Tidal aurait gonflé ses chiffres pour paraître plus prospère

Et si Jay-Z nous avait joué du pipeau ? La question se pose à la suite d’une enquête publiée par le journal norvégien Dagens Næringsliv, selon laquelle Tidal (son service de musique en streaming) aurait largement gonflé le nombre de ses abonnés pour paraître plus prospère qu’il ne l’est en réalité.

En effet, alors que le rappeur twittait en septembre 2015 que son service dénombrait un million d’abonnés, des rapports internes à l’entreprise auraient quant à eux fait mention de “seulement” 830.000 utilisateurs. Des chiffres eux-mêmes grandement surévalués toujours selon l’enquête du Dagens Næringsliv. Celui qui chantait : “Les hommes mentent, les femmes mentent, mais pas les chiffres” pourrait bien se trouver face à un paradoxe.

tidal-chiffres

Selon le journal Norvégien Dagens Næringsliv, Tidal aurait volontairement gonflé son nombre d’abonnés pour paraître plus prospère qu’il ne l’est en réalité.

350.000, ce serait le nombre réel d’abonnés que Tidal dénombrait en septembre 2015. Un chiffre approximatif suggéré par les paiements réalisés par le service aux labels indépendants.

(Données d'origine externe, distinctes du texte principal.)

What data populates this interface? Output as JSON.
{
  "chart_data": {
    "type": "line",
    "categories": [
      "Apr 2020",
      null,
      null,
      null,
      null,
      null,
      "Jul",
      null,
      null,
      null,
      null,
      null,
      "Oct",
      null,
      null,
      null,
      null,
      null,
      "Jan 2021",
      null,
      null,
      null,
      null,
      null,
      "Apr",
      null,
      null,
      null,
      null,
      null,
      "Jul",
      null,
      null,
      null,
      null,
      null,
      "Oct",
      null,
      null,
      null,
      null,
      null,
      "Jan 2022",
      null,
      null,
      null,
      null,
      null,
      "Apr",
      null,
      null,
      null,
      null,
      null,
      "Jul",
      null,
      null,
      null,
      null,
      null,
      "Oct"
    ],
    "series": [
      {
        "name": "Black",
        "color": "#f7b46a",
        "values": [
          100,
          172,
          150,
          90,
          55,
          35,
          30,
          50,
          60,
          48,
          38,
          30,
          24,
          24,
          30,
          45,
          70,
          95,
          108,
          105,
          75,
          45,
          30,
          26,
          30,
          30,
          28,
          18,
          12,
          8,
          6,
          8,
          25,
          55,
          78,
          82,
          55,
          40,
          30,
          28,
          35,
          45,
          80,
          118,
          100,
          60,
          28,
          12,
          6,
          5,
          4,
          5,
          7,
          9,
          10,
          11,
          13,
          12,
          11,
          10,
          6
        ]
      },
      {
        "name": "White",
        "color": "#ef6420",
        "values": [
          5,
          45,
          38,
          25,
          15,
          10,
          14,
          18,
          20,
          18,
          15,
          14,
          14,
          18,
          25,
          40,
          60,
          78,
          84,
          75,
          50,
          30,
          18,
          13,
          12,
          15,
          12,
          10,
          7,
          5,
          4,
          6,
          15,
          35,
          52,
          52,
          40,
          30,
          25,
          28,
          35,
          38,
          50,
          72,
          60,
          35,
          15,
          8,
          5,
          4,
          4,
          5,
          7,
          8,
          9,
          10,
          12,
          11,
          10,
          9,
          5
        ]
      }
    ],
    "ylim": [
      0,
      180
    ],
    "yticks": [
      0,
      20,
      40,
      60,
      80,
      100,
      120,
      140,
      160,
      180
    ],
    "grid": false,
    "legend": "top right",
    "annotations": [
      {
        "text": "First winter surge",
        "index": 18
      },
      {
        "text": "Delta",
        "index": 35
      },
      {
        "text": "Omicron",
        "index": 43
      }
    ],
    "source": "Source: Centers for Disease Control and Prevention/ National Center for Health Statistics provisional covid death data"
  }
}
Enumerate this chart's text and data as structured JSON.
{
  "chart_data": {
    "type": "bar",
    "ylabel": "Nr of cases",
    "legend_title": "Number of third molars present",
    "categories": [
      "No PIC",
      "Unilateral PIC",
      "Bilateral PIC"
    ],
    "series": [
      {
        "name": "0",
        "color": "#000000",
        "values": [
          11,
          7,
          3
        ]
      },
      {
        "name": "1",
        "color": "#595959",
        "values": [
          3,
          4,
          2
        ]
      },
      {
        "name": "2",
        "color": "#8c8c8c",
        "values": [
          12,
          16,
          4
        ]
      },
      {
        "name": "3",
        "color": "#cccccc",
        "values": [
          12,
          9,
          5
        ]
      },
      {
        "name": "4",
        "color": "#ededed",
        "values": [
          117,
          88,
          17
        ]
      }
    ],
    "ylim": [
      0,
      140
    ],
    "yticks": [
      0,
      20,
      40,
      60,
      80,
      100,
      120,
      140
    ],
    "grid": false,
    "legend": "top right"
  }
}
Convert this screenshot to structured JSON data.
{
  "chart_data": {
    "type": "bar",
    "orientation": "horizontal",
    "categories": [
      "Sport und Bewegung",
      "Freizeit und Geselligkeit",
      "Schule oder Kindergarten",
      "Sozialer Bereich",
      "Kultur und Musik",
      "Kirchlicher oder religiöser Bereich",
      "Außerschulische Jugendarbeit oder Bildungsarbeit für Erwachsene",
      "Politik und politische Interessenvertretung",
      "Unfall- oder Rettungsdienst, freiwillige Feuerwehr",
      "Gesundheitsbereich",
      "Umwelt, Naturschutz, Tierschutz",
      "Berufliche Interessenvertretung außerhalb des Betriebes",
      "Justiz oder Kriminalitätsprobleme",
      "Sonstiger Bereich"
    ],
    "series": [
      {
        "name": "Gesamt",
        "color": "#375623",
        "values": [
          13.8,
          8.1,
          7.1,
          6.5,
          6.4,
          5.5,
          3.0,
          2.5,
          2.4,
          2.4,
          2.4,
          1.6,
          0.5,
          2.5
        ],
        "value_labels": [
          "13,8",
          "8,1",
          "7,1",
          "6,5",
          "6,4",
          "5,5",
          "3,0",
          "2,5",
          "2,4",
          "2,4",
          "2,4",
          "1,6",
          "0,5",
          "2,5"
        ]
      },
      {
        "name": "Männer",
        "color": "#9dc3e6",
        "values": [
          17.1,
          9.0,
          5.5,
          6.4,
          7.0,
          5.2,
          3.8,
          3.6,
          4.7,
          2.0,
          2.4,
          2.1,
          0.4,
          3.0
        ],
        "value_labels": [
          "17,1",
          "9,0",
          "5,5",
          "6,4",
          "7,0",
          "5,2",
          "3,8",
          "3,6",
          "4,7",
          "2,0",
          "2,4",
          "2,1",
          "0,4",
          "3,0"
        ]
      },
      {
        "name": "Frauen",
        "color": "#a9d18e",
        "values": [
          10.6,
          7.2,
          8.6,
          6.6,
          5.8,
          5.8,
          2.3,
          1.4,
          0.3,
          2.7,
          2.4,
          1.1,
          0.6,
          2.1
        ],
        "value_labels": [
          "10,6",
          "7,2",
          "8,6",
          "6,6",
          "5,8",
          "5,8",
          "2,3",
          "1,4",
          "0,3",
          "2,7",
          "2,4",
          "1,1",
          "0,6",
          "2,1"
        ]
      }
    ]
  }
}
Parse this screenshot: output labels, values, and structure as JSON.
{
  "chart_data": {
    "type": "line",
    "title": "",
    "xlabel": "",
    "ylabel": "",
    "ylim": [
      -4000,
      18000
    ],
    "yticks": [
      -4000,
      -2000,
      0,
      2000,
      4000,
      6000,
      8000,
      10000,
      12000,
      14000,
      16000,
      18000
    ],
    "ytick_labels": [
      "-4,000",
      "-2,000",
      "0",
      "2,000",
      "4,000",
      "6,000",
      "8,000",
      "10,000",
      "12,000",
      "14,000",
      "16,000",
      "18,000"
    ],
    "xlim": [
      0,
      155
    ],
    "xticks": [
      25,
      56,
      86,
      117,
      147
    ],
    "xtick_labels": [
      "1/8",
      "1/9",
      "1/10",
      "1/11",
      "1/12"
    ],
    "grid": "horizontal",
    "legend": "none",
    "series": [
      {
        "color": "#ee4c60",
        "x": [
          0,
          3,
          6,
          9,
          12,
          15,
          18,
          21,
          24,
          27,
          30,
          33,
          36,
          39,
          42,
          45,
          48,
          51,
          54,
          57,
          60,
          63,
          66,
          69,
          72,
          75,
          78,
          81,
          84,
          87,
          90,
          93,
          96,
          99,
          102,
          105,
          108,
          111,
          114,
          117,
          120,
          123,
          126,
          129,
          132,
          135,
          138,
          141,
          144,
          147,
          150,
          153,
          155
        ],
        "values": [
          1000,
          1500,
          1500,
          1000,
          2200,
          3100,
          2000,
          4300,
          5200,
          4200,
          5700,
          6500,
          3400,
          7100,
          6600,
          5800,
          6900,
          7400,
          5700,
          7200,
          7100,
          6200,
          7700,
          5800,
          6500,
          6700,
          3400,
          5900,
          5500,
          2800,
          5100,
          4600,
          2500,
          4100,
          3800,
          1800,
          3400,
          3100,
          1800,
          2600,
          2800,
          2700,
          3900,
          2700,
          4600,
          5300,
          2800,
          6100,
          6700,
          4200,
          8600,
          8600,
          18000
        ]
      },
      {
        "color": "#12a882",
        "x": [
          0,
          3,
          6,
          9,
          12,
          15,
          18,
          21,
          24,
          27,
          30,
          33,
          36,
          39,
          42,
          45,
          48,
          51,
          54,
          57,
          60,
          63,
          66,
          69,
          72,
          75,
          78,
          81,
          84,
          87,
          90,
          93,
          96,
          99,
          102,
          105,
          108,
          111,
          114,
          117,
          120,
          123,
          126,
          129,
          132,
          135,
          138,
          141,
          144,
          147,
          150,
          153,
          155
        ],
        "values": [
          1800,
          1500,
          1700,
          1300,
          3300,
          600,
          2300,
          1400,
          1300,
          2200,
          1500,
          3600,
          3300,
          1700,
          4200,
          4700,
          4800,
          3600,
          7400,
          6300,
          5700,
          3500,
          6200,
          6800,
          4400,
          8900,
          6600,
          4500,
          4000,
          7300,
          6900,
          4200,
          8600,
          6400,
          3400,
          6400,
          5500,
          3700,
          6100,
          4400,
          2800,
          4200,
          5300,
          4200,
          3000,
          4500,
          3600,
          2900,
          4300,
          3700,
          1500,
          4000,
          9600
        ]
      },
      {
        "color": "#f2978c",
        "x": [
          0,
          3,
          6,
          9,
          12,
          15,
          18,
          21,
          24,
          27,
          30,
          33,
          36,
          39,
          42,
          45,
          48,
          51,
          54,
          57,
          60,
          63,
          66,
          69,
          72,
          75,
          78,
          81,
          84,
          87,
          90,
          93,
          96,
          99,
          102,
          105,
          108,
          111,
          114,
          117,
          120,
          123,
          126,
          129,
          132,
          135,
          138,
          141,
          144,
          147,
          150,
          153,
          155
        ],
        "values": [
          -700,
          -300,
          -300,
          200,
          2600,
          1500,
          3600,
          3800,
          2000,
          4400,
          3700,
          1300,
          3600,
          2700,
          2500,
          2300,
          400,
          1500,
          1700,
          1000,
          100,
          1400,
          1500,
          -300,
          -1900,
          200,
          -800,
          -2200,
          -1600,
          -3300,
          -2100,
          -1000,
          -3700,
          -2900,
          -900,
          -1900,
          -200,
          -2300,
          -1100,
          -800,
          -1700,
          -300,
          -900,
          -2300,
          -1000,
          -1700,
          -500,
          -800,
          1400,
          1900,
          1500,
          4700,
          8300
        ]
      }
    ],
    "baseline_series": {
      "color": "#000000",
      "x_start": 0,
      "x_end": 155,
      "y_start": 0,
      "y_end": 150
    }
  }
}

S’il faut prendre ces informations avec des pincettes, la différence entre les données “officielles” et officieuses reste tout de même particulièrement notable.

Jay-Z coutumier du fait ?

Jay-Z n’en serait effectivement pas à sa première bourde (involontaire on l’espère), ce dernier ayant véhiculé par deux fois – au moins – des chiffres erronés par le biais de son compte Twitter.

Ainsi, et de la même manière que pour septembre 2015, le rappeur indiquait en mars 2016 que son service avait atteint le seuil des 3 millions d’abonnés, alors qu’il ne comptait en réalité que 1,2 million de comptes actifs, dont 850.000 abonnés payants.

Des données que l’intéressé n’avait toutefois pas sorties de son chapeau puisqu’elles avaient également été mises en avant par Tidal lors d’une conférence de presse ayant eu lieu le même mois.

33% de Tidal pour l’opérateur de téléphonie américain Sprint

Contrairement à ce que les rumeurs laissaient entendre, Apple n’est pas (ou plus) intéressé par le service musical. C’est en revanche l’opérateur américain Sprint qui vient de s’en offrir un tiers, le tout contre une somme qui n’a pas été dévoilée.

L’opérateur a toutefois indiqué que les artistes détenant des parts de Tidal continueraient de participer à sa gestion ainsi qu’à sa promotion, tout en précisant que Marcelo Claure (l’un des responsables de Sprint) rejoindrait son conseil d’administration.

Reste à savoir si Tidal réussira à profiter des quelques 45 millions de clients de l’opérateur pour enfin se faire une véritable place face à Spotify ou Apple Music.